Where do successful animated series creators find ideas for new product? There’s no place like home for Boston area-based Jonathan Katz, co-creator (with computer animator Tom Snyder of Tom Snyder Productions) of Comedy Central’s Dr. Katz: Professional Therapist. Katz’s 16-year-old daughter allowed him to tape her phone conversations and ad-libbed stories about her day-to-day high school life for his new short-form series. Julia’s P.O.V., a 13 x 30-second interstitial series, will debut on TNBC in July, and will feature an updated version of the squigglevision computer-animation technique that Tom Snyder Productions developed for the Comedy Central series. Dr. Katz: Professional Therapist landed a prestigious Peabody Award on March 31.
‘It’s truly a real 16-year-old,’ says Robin Schwartz, VP of Saturday morning programming and prime-time series at NBC. ‘She ad-libs-there are no scripts, but she’s writing her own dialogue, developing scenarios and snippets for 30-second interstitials.’ Schwartz says the network is developing the show for prime time, but launching it interstitially on TNBC on Saturday mornings, much like The Simpsons originally debuted as short-form segments within The Tracy Ullman Show on Fox. Ironically, this first animated project undertaken by the teen block-with its slice-of-life concept and real-kid casting and dialogue-reflects TNBC’s mandate to add more realism to its teen programming, says Schwartz.

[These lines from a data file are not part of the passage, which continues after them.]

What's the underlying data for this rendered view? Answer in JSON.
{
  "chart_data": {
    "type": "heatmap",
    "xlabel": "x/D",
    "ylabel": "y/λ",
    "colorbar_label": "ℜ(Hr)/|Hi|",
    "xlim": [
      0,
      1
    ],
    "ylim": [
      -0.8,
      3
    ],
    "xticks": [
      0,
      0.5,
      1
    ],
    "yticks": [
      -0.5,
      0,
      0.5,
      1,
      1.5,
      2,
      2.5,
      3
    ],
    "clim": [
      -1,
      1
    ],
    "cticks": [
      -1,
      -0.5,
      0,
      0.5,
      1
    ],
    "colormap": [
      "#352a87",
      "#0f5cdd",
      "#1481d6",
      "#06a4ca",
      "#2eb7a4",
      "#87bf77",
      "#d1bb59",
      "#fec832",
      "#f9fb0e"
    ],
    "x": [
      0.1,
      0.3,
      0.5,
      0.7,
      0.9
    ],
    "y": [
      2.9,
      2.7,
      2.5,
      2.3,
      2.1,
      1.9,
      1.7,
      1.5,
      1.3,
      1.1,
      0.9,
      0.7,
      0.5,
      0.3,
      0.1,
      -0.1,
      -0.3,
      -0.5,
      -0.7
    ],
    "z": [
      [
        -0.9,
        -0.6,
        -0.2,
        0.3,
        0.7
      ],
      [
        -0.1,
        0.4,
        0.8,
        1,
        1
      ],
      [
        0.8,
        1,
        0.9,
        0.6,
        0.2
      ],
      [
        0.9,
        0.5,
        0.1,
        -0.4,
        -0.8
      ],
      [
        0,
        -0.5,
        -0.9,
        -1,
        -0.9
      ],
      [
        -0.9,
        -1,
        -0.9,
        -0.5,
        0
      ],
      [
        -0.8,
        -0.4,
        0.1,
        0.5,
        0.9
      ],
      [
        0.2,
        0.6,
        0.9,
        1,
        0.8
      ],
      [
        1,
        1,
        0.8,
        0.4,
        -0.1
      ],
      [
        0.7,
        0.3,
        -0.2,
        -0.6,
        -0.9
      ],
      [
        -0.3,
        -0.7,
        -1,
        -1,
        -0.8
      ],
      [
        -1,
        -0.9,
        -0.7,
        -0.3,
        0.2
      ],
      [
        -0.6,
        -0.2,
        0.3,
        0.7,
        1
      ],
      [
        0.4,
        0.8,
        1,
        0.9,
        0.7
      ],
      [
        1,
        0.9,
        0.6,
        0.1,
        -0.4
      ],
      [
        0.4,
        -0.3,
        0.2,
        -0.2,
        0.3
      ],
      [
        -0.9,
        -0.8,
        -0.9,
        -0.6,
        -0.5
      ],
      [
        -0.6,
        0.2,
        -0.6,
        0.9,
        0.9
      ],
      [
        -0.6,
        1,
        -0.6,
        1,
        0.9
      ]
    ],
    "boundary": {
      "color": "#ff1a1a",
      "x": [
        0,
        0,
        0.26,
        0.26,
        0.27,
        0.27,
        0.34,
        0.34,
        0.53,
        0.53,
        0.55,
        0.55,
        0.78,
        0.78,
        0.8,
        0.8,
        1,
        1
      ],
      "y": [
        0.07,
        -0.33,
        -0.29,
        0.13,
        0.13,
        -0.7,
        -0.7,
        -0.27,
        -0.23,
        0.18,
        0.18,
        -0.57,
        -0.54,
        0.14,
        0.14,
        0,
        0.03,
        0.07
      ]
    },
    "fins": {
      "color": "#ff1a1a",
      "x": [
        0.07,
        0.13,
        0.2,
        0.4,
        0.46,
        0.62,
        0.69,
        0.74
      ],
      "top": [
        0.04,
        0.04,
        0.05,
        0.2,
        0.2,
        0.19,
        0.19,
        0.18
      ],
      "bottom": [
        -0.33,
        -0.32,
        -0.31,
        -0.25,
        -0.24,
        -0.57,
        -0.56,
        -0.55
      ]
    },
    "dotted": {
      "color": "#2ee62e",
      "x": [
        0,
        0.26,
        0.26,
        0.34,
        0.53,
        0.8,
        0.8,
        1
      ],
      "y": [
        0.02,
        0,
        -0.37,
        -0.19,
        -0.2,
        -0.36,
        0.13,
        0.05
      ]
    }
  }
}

Comedian Katz, who won an Emmy for his voice work on Dr. Katz: Professional Therapist, says the computer animation technique developed for Julia’s P.O.V. represents an automated version of the original squigglevision technique, which requires that a figure be manually drawn five times and those five drawings be melded digitally to produce an oscillating-line effect. With the newly developed automated version of this process, images need only be drawn once.
According to Chris Georgenes, assistant director of animation and video at Boston area-based Tom Snyder Productions, squigglevision is ‘considerably cheaper’ than cel animation. A full episode of animation is cranked out in two or three weeks in the paperless, 100% computer-based studio that utilizes digital sketch pads at each workstation to record the shaky hand movements of the artists.
Animation is rendered to the audio track provided by Katz-a process that allows a high degree of innovation, says Georgenes. ‘A lot of the improvised [dialogue] shines through in the audio. In this third dimension of interactive animation, characters can talk over each other like in real life.’